SLU news

SLU researcher receives large ERC Starting Grant

Published: 21 August 2018
CharlesMelnyk_photo_by_MarkusMarcetic.jpg

Charles Melnyk, a plant biology researcher at SLU, has been awarded one of the most prestigious research grants in Europe, a starting grant from the European Research Council (ERC). During the next five years, Charles Melnyk will receive 1.5 million euro from the ERC to develop his project GRASP, aiming to understand the molecular basis for plant grafting.

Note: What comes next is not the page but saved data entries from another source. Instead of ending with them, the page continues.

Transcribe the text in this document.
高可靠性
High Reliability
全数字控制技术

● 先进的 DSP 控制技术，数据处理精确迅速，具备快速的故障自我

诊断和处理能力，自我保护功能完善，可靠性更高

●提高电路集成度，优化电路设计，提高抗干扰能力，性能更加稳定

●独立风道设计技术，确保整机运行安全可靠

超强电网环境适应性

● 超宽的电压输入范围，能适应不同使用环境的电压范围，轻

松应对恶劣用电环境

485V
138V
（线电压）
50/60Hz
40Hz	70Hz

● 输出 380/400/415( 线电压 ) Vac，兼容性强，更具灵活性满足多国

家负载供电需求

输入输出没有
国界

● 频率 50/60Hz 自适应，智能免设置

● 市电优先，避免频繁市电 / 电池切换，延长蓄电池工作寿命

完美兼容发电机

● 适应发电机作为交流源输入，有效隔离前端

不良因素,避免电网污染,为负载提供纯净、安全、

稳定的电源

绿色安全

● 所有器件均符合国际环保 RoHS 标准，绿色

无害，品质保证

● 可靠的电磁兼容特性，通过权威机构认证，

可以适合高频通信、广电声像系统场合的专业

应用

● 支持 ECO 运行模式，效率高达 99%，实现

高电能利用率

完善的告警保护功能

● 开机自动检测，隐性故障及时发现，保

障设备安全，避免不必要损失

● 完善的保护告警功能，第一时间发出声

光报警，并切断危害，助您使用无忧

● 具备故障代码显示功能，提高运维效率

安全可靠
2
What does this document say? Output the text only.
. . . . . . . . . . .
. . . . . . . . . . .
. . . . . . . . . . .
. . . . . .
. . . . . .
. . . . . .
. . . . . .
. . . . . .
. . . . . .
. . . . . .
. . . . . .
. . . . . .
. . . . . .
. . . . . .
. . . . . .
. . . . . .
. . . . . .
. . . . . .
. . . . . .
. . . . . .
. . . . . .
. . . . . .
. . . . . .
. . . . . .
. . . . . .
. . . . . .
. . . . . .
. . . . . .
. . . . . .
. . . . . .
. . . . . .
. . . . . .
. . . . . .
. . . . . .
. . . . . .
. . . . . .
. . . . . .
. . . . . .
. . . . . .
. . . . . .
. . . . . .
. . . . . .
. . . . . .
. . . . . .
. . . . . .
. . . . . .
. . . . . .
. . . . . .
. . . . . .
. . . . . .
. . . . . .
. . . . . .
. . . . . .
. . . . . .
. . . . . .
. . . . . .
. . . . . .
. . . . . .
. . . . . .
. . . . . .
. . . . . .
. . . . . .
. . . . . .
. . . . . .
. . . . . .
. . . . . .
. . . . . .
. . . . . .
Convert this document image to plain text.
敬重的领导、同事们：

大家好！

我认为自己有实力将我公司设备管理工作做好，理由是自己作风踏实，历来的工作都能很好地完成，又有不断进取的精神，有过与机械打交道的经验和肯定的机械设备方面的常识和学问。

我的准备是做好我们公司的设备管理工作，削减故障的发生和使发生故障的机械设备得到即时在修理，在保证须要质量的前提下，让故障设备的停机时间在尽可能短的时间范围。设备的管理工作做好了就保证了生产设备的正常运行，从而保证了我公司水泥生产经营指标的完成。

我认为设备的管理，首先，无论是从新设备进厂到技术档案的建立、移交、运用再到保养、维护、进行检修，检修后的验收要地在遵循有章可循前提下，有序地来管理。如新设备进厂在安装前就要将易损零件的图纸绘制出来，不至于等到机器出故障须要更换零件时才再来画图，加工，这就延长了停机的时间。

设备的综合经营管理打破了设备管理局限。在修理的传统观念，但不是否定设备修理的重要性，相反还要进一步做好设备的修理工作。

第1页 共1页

The ERC (https://erc.europa.eu/) is Europe’s premiere funding organisation established in 2007 to promote the careers of the most promising researchers. This year, from a total of 3,170 applicants, 403 ERC starting grants were awarded across Europe, including 17 to researchers in Sweden. The generous funding provided by the ERC allows the grantees to build a research team, conduct excellent research and establish themselves as research leaders in Europe. This is the second time that a researcher at SLU has been awarded an ERC grant.

 

Charles Melnyk is an Associate Senior Lecturer and Wallenberg Academy Fellow in the Department of Plant Biology at the Uppsala BioCenter (SLU). Originally from Canada, he previously worked at the University of Cambridge before joining SLU in 2017. Throughout his career, Charles Melnyk has pioneered the field of plant grafting by establishing tools and answering key questions about how plant tissues behave during cutting and joining, a process known as grafting.

“I have received funding from the ERC to investigate the mechanistic basis for why some plants successfully graft whereas other do not”, says Charles Melnyk. “This is a phenomenal opportunity to greatly expand our understanding of how plants graft and use this information to more successfully graft plants and widen the range of species that can be grafted. Given the importance of plant grafting to increase yields and make plants more resistant to disease and stress, there is huge agricultural relevance for this technique, critical to meet the demands of the growing population and changing climate.”